Mildly worried newer model could be tricky....but from what I hear Ford stuff is highly interchangeable, with Lincoln Navigator and Ford Excursion seats also bolting right on


----------



## Jimmy Bernat (Apr 12, 2016)

Adieu said:


> What's pick n pull? Junkyard?
> 
> Mildly worried newer model could be tricky....but from what I hear Ford stuff is highly interchangeable, with Lincoln Navigator and Ford Excursion seats also bolting right on


All I know is I've found full interior for my BMW for around $500 sport seats, heated power etc (I wasn't a huge fan of my interior color and really wanted saddle brown but my space gray grew on me after adding some black accents)... So I'm guessing a Ford would be a lot cheaper


----------



## Jimmy Bernat (Apr 12, 2016)

If ya want to get really nice with it

http://www.ebay.com/itm/2007-2009-F...ash=item3ace03dfb6:g:FH0AAOSwLF1X7s4P&vxp=mtr


----------



## A_Driver (Dec 2, 2016)

Adieu said:


> What's pick n pull? Junkyard?


National Chain of junk yard where you go out and get your own parts. Don't know if you have one near but proabably have something similar. Super cheap prices.

https://www.picknpull.com/


----------



## wk1102 (Dec 25, 2015)

Adieu said:


> What's pick n pull? Junkyard?
> 
> Mildly worried newer model could be tricky....but from what I hear Ford stuff is highly interchangeable, with Lincoln Navigator and Ford Excursion seats also bolting right on


I had ano 01 expedition. the third row was removable, an 02 navigatior 3Rd row seat fit.

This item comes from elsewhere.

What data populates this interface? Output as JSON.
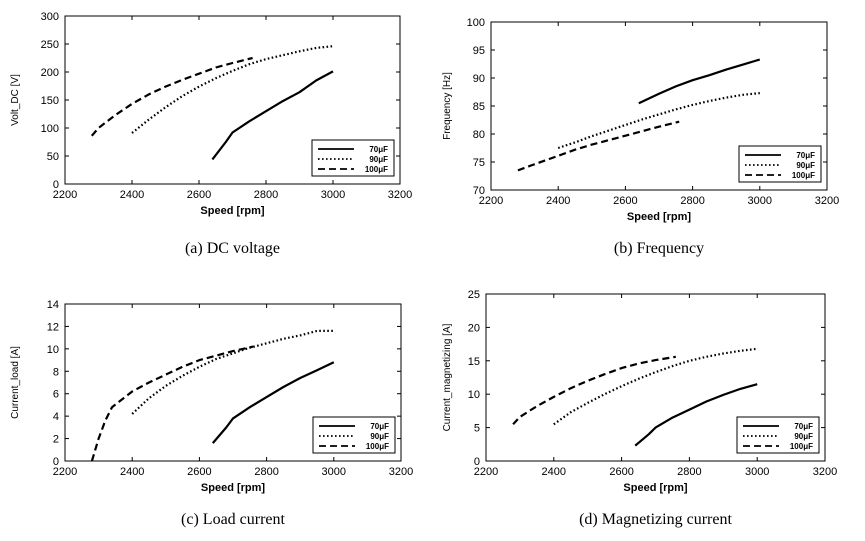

In the 09 I believe the 3rd row folds flat into the floor so it's probably there, you'd just need the middle seats


----------



## Adieu (Feb 21, 2016)

wk1102 said:


> I had ano 01 expedition. the third row was removable, an 02 navigatior 3Rd row seat fit.
> 
> In the 09 I believe the 3rd row folds flat into the floor so it's probably there, you'd just need the middle seats


Nah I talked to the guy...no third row, but has mounting points for it

Convo cracked me up though. He's like "you even need the third row?" And I'm like "well yeah, I'm a miserly uber driver looking for the best deals on vehicles"

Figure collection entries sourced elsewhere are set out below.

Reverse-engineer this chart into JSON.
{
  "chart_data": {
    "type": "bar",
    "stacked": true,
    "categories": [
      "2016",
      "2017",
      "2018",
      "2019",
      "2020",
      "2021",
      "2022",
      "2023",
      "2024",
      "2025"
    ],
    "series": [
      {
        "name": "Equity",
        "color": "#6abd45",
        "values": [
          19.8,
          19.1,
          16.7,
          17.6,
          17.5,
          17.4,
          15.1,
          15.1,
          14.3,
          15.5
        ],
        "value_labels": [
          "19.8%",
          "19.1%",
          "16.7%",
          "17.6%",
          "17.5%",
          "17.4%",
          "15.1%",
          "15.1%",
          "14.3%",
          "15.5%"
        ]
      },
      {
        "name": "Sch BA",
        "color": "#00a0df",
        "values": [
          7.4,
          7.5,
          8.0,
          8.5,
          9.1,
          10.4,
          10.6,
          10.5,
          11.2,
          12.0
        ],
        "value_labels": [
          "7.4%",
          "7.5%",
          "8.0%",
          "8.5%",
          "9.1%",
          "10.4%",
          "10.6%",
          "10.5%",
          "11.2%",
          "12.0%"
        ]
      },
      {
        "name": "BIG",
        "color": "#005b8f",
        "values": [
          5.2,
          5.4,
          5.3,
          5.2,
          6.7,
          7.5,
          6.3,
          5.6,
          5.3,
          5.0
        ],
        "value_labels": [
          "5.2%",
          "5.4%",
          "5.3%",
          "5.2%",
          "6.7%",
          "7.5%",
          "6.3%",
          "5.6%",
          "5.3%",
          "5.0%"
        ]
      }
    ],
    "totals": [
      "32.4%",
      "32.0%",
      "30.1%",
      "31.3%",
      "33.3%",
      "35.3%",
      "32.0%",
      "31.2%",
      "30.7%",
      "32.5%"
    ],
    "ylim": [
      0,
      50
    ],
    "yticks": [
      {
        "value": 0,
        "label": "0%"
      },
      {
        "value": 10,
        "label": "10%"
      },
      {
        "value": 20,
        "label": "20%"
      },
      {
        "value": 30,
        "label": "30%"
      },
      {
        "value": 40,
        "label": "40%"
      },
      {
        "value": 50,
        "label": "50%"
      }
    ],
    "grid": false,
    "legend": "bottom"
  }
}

...and then - wait for it - he's like "You sure man? DON'T THEY ALL USE BRAND NEW EXPENSIVE CARS?????"

......

I almost died. A 2009 fullsize SUV in good condition, not good enough to Uber in?????

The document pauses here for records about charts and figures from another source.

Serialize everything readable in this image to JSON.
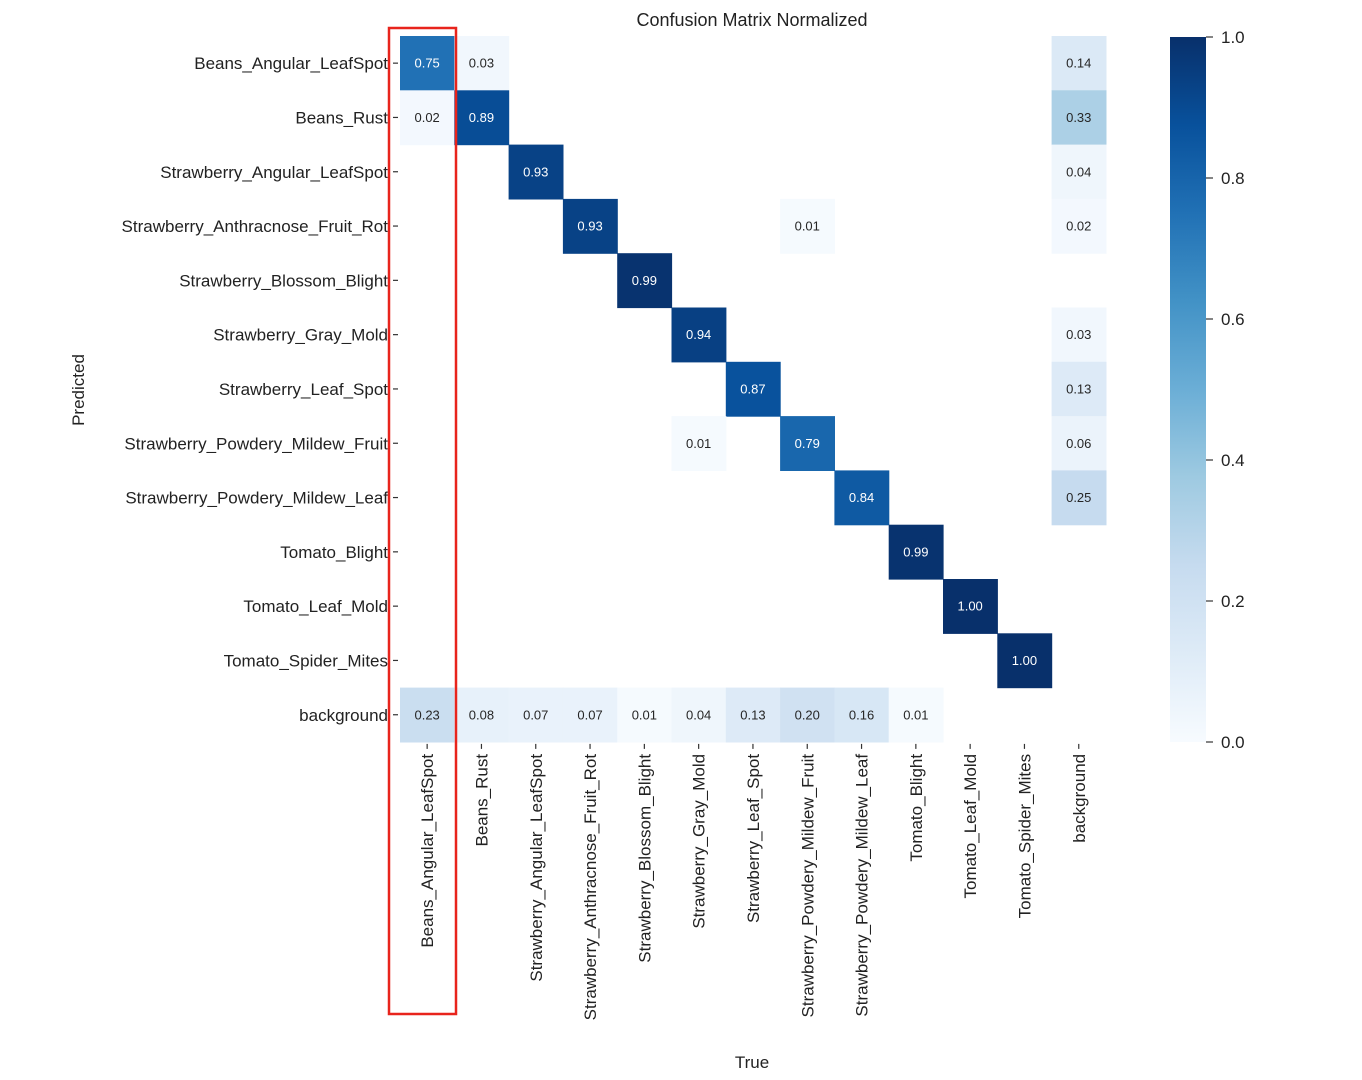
{
  "chart_data": {
    "type": "heatmap",
    "title": "Confusion Matrix Normalized",
    "xlabel": "True",
    "ylabel": "Predicted",
    "row_labels": [
      "Beans_Angular_LeafSpot",
      "Beans_Rust",
      "Strawberry_Angular_LeafSpot",
      "Strawberry_Anthracnose_Fruit_Rot",
      "Strawberry_Blossom_Blight",
      "Strawberry_Gray_Mold",
      "Strawberry_Leaf_Spot",
      "Strawberry_Powdery_Mildew_Fruit",
      "Strawberry_Powdery_Mildew_Leaf",
      "Tomato_Blight",
      "Tomato_Leaf_Mold",
      "Tomato_Spider_Mites",
      "background"
    ],
    "col_labels": [
      "Beans_Angular_LeafSpot",
      "Beans_Rust",
      "Strawberry_Angular_LeafSpot",
      "Strawberry_Anthracnose_Fruit_Rot",
      "Strawberry_Blossom_Blight",
      "Strawberry_Gray_Mold",
      "Strawberry_Leaf_Spot",
      "Strawberry_Powdery_Mildew_Fruit",
      "Strawberry_Powdery_Mildew_Leaf",
      "Tomato_Blight",
      "Tomato_Leaf_Mold",
      "Tomato_Spider_Mites",
      "background"
    ],
    "values": [
      [
        0.75,
        0.03,
        null,
        null,
        null,
        null,
        null,
        null,
        null,
        null,
        null,
        null,
        0.14
      ],
      [
        0.02,
        0.89,
        null,
        null,
        null,
        null,
        null,
        null,
        null,
        null,
        null,
        null,
        0.33
      ],
      [
        null,
        null,
        0.93,
        null,
        null,
        null,
        null,
        null,
        null,
        null,
        null,
        null,
        0.04
      ],
      [
        null,
        null,
        null,
        0.93,
        null,
        null,
        null,
        0.01,
        null,
        null,
        null,
        null,
        0.02
      ],
      [
        null,
        null,
        null,
        null,
        0.99,
        null,
        null,
        null,
        null,
        null,
        null,
        null,
        null
      ],
      [
        null,
        null,
        null,
        null,
        null,
        0.94,
        null,
        null,
        null,
        null,
        null,
        null,
        0.03
      ],
      [
        null,
        null,
        null,
        null,
        null,
        null,
        0.87,
        null,
        null,
        null,
        null,
        null,
        0.13
      ],
      [
        null,
        null,
        null,
        null,
        null,
        0.01,
        null,
        0.79,
        null,
        null,
        null,
        null,
        0.06
      ],
      [
        null,
        null,
        null,
        null,
        null,
        null,
        null,
        null,
        0.84,
        null,
        null,
        null,
        0.25
      ],
      [
        null,
        null,
        null,
        null,
        null,
        null,
        null,
        null,
        null,
        0.99,
        null,
        null,
        null
      ],
      [
        null,
        null,
        null,
        null,
        null,
        null,
        null,
        null,
        null,
        null,
        1.0,
        null,
        null
      ],
      [
        null,
        null,
        null,
        null,
        null,
        null,
        null,
        null,
        null,
        null,
        null,
        1.0,
        null
      ],
      [
        0.23,
        0.08,
        0.07,
        0.07,
        0.01,
        0.04,
        0.13,
        0.2,
        0.16,
        0.01,
        null,
        null,
        null
      ]
    ],
    "colormap": "Blues",
    "vmin": 0.0,
    "vmax": 1.0,
    "colorbar_ticks": [
      "0.0",
      "0.2",
      "0.4",
      "0.6",
      "0.8",
      "1.0"
    ],
    "value_format": "2 decimals",
    "highlight": {
      "column": "Beans_Angular_LeafSpot",
      "color": "#e8241c",
      "shape": "rectangle outline"
    },
    "legend": "colorbar right",
    "grid": false
  }
}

And then we wonder why our clientele is so entitled and prone to looking down on us....


----------



## Jimmy Bernat (Apr 12, 2016)

Adieu said:


> Nah I talked to the guy...no third row, but has mounting points for it
> 
> Convo cracked me up though. He's like "you even need the third row?" And I'm like "well yeah, I'm a miserly uber driver looking for the best deals on vehicles"
> 
> ...


That's because people are doing UberX in brand new audis, bmws , teslas .. Then you got select and black guys filling the down time with X or select rides .

Honestly I've taken a couple hundred Ubers and Lyfts as a passenger and only about 2% of the time has the car been sketchy and only maybe 5% of the time has the car been older then 2012 .

But looking at the cars in the Denver TNC lot at the airport is comical . Tons of cars that look like they should even be legal to be on the road let alone transporting people for money to brand new Luxury Cars . This isn't even the Select/Black lot just the crummy X/Lyft lot


----------



## Adieu (Feb 21, 2016)

Ridiculous.

Absolutely ridiculous.


Although inner-city drivers seem to be getting the idea lately... judging by the "nice car" comments I get in LA.

Then again, might just be the privacy curtains, limo tint, and big black rims.

Dunno why, but poor people ALWAYS get all hot n bothered over big black rims... if I were a more entrepreneurial sort, I'd prolly kick Uber like a bad habit and go make a killing selling them plastidip or powder coating services....


----------



## Jimmy Bernat (Apr 12, 2016)

Adieu said:


> Ridiculous.
> 
> Absolutely ridiculous.
> 
> ...


So many people pay a lot of money to ruin their car lol


----------